JAKARTA: Komisi Pemberantasan Korupsi (KPK) menegaskan bakal mengusut penerimaan uang Rp300 juta oleh Hakim Pengadilan Negeri Jakarta Barat Dede Suryaman yang diungkap dalam sidang dugaan suap yang membelit Panitera Pengganti M Hamdan di Pengadilan Tipikor Surabaya, Selasa, 2 Agustus 2022.

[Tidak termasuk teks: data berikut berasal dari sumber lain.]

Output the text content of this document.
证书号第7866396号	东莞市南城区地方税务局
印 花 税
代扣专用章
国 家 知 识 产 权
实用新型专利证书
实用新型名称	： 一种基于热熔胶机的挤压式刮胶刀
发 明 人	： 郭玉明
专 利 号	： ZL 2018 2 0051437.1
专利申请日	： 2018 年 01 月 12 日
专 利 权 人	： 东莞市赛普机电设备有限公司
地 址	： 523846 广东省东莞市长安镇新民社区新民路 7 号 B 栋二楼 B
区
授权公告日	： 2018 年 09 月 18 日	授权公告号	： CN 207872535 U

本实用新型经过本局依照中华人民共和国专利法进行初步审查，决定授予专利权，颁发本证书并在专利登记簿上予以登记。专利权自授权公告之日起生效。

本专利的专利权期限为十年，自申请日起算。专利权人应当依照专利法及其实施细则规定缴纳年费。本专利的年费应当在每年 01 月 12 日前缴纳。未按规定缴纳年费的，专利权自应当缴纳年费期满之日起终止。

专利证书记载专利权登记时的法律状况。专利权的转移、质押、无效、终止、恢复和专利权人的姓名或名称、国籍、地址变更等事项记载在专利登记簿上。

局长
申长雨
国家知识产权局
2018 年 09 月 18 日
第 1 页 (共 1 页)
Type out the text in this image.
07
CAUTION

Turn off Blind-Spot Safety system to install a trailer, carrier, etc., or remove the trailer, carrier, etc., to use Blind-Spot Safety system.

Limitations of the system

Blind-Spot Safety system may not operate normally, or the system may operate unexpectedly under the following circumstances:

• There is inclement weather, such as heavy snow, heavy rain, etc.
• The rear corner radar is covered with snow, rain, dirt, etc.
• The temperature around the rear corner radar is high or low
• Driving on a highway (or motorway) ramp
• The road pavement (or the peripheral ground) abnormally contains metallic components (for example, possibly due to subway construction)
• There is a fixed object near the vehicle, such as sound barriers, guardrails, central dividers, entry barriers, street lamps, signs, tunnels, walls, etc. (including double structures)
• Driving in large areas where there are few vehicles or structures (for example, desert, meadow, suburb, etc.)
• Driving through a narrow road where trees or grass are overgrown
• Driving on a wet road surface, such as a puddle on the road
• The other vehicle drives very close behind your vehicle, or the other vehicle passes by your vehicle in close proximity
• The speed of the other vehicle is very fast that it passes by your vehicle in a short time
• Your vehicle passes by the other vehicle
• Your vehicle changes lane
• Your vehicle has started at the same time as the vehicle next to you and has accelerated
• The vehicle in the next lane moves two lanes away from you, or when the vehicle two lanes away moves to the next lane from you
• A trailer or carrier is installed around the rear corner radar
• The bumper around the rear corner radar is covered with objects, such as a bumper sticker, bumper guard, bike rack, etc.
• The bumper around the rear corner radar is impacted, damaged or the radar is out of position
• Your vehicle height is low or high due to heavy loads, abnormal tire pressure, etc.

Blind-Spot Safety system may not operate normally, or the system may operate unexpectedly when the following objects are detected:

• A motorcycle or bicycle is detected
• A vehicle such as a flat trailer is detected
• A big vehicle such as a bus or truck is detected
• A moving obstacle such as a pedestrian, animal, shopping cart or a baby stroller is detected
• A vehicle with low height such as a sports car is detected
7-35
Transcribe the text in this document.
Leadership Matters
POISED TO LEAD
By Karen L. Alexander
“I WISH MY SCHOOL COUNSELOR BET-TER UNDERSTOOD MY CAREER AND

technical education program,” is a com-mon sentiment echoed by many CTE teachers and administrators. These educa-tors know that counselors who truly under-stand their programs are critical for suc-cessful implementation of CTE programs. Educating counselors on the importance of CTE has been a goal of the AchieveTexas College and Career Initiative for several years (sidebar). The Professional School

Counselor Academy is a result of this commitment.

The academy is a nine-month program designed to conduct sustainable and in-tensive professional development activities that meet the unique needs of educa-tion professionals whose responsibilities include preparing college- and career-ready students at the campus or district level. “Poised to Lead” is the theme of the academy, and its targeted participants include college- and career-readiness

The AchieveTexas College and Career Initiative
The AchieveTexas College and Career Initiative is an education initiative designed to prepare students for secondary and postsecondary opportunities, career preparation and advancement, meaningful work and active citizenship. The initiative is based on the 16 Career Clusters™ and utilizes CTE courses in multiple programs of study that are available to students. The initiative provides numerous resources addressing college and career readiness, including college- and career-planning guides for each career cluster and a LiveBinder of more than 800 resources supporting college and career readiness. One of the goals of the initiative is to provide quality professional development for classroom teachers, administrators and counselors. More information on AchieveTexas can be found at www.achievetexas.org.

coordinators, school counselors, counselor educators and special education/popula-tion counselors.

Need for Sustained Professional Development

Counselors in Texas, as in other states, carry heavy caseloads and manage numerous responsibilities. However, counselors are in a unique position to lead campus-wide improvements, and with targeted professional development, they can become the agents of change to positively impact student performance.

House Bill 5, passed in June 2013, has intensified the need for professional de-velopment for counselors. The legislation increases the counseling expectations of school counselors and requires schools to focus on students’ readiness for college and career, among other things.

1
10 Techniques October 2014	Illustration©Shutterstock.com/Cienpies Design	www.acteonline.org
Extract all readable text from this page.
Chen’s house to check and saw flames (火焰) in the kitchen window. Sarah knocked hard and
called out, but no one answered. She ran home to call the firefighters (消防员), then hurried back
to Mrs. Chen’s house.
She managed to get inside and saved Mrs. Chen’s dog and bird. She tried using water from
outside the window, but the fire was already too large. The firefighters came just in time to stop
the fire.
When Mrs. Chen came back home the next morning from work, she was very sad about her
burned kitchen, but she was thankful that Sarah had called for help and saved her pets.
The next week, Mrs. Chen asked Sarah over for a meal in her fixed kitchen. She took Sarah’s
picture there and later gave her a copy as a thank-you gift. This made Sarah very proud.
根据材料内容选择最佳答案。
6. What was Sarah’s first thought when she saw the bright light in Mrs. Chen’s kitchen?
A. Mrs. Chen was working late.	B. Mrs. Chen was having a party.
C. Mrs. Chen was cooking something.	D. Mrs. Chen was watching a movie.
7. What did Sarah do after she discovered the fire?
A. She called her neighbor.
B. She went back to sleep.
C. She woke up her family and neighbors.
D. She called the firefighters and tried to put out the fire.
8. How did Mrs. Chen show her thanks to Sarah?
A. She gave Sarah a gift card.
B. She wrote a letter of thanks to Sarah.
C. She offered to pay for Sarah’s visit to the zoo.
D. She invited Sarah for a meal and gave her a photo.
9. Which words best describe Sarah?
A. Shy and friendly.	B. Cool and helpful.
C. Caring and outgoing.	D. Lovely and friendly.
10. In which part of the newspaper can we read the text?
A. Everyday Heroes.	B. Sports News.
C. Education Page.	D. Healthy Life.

Apalagi, uang itu diterima Dede sebagai 'upah' menyidangkan kasus korupsi yang menjerat Wali Kota Kediri pada 2021."Iya pasti tim jaksa akan dalami pengakuan saksi yang juga seorang hakim tersebut (Dede)," kata pelaksana tugas (Plt) juru bicara bidang penindakan KPK Ali Fikri kepada Medcom.id, Rabu, 3 Agustus 2022.

Pendalaman bakal dilakukan dengan mengonfirmasi sejumlah saksi dalam persidangan dugaan suap yang juga menjerat Panitera Pengganti Hamdan itu. Lembaga Antikorupsi menegaskan tidak segan menindak Dede jika ada bukti permulaan yang cukup.

KPK menegaskan bakal membuktikan dugaan penerimaan suap yang dilakukan Hamdan. Sejumlah saksi disiapkan KPK untuk dihadirkan dalam persidangan panitera pengganti licik itu.

BACA: Hakim Itong Akui Biaya Permohonan Perkara di PN Surabaya Rp30 Juta

"Saksi-saksi lain masih akan kami hadirkan dan konfirmasi fakta-fakta sidang terutama soal adanya pemberian dan penerimaan uang oleh para terdakwa (Hamdan) sebagaimana dakwaan tim jaksa KPK," ujar Ali.

Dede Suryaman mengaku menerima uang 'terima kasih' dari perkara korupsi yang menjerat Wali Kota Kediri pada 2021. Ini disampaikan Dede saat menjadi saksi perkara dugaan suap yang membelit Panitera Pengganti M Hamdan di Pengadilan Tipikor Surabaya, Selasa, 2 Agustus 2022.

"Uang itu juga telah dibagi-bagikan pada sejumlah hakim anggota lainnya," kata Dede, Selasa, 2 Agustus 2022.

Mantan hakim Pengadilan Tindak Pidana Korupsi (Tipikor) Surabaya itu menjadi saksi dalam kasus yang membelit Hamdan. Ini merupakan rangkaian dari perkara yang membelit Hakim Itong Isnaini dan pengacara RM Hendro Kasiono.

Sidang perkara tindak pidana korupsi gratifikasi suap Hakim Pengadilan Negeri Surabaya nonaktif, Itong Isnaeni Hidayat, digelar di Pengadilan Tindak Pidana Korupsi (Tipikor), Surabaya.

Itong tidak sendirian. Dia didakwa bersama dengan Panitera Pengganti, M Hamdan; dan seorang pengacara, Hendro Kasiono; dalam berkas terpisah. Total suap yang diterima dalam perkara ini mencapai Rp545 juta.

Hakim Itong dan M Hamdan pun dijerat dengan pasal berlapis. Itong Isnaeni dan Hamdan sebagai penerima suap didakwa Pasal 12 huruf c UU Tipikor Jo Pasal 55 ayat (1) ke 1 KUHP dan Pasal 11 UU Tipikor Jo Pasal 55 ayat 1 ke 1.

Sedangkan, terdakwa Hendro Kasiono sebagai pemberi suap didakwa Pasal 6 ayat (1) huruf a UU Tipikor Jo Pasal 55 ayat (1) ke 1 KUHP. Kedua, Pasal 13 UU Tipikor Jo Pasal 55 ayat (1) ke 1 KUHP.